Dietz believes a more likely scenario is that factors other than parental perception could have contributed to weight gain. For example, the group of children who were overweight and correctly categorized as overweight by their parents could have been more severely overweight than the children who were overweight, but not perceived as overweight.
"(The children who are more overweight) could have already been on an increased trajectory of weight gain," Dietz said.
Parents might have been more aware of their child being overweight if they were overweight themselves, and parents who are overweight could be raising children in homes where there is a higher risk of being overweight and obese, with more overeating and less physical exercise, added Dr. Jian Zhang, associate professor of epidemiology at Georgia Southern University's Jiann-Ping Hsu College of Public Health. Zhang has led research examining parents' ability to recognize if their children are overweight, but was not involved in the current research.
Although the study corrected for the parents' BMI and still found the link between parent perception and weight gain, "we cannot rule out the possibility that (it) may explain a large part of the weird observation," Zhang said.
It is also important to know how parents that saw their child as overweight felt about it, and whether they were concerned, Dietz said. For example, parents who are overweight themselves and have experienced poor health outcomes as a result might be more willing to make an effort to reduce their child's weight, he added. The Australian study did not measure parents' attitudes about being overweight or obesity, or their own health.
Recent research in the United States shined an unflattering light on parents and their inability to recognize when their child is overweight, with parents today seeming to be even worse at it than a decade ago. This change could possibly have happened because overweight and obesity among children has become the norm, rather than the exception.
About 32% of children and teenagers, ages 2 to 19, were overweight in 2012 and about 17% were obese in the United States.
Parents in the Australian study also fared poorly. Out of the 3,357 children in the study, 703 were overweight, but only 131 (almost 20%) of them were correctly perceived as overweight by their parents. The remaining 563 were seen as normal weight and nine were seen as underweight.
Given the limitations of the study, it is too soon to conclude that efforts to inform parents about their child's weight are futile and current efforts should continue. One such effort is now in place in 21 states across the United States, where schools assess students' weight, usually by measuring BMI, and share these weight reports with parents.
Some parents have been "furious, and rightly so," about these reports, Dietz said.
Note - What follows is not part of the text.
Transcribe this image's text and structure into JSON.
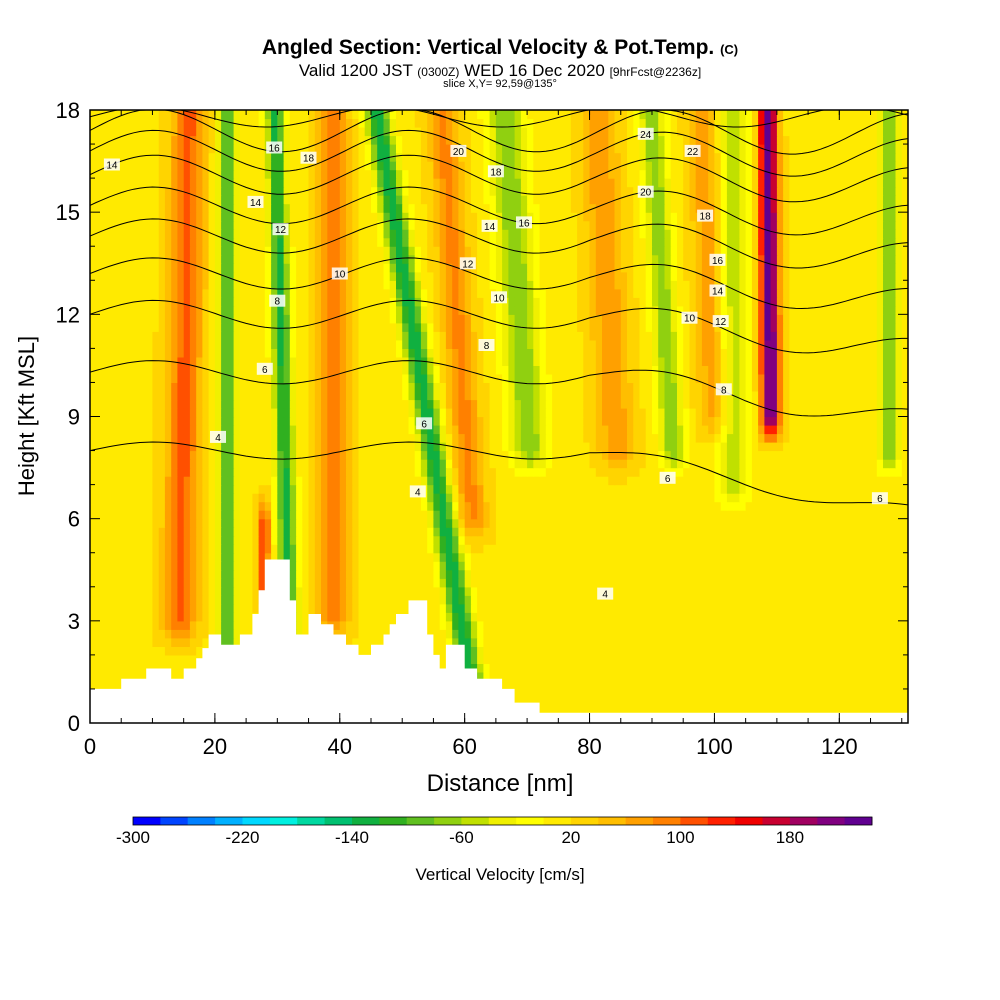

Parents felt like they were being blamed for their child's weight and ordered to "do something about it," while the school system did not take any responsibility for their role in preventing excessive weight gain in children, he added.
It is important to provide parents with information about their child's weight, and a growing number of pediatricians are accordingly doing BMI screening during wellness visits, Dietz said. However, context makes all the difference. Physicians and public health officials need to do a better job of communicating the health risks of obesity -- which includes diabetes -- rather than just telling people a BMI range to aim for, Dietz said.
Zhang believes it is also important to reduce the stigma about weight among parents, and help them understand that overweight and obesity in children is preventable and reversible, Zhang added.
"As parents, we should foster a pro-health family environment rather than be over-preoccupied by weight watching," Zhang said.